The crisis is entering a dangerous new phase. The risk of a Greek default is rising and Italy and Spain's sovereign debt has come under attack.
According to the IMF the pool of supplementary resources are only to be activated when needed to forestall or cope with a threat to the international monetary system. The IMF managing director must first make a special request to tap the special fund.
IMF Managing Director Christine Lagarde has said recently that a heightened readiness is required given the elevated risks in the global economy.
So far, the IMF has already distributed nearly 11 billion from the NAB. Specific financing programs requiring additional board approval are needed to use the resource pool.
In total, the supplementary fund can provide up to about 571 billion in extra resources to the IMF, but only around 331 billion is currently available for use. Without the special resource pool, the IMF would only have around 60 billion on hand.
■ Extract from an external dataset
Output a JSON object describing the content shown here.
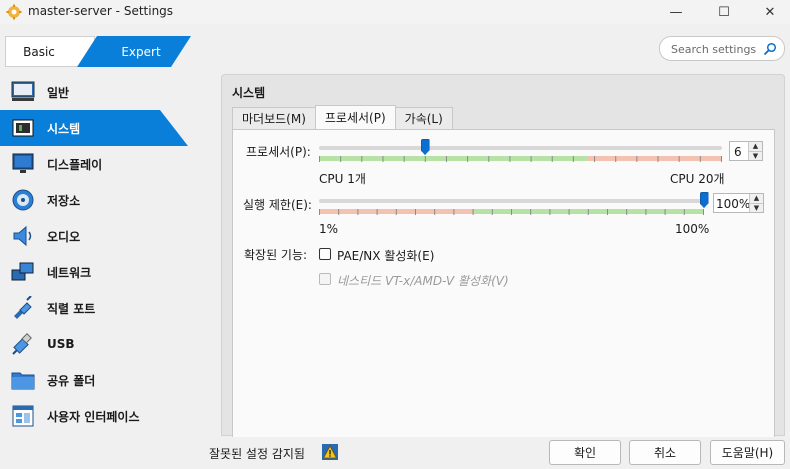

It is funded through bilateral loans from countries, unlike normal IMF lending resources, and is designed as a temporary measure. It is expected to be largely replaced by an agreement reached late last year by the fund's board of directors to increase quotas, the share of contributions that each member must give to fund IMF lending.
NAB was extended from October 1, 2011 to the end of March 2012. The expanded NAB became effective on March 11, 2011 and was activated on April 1 for the maximum period of six months.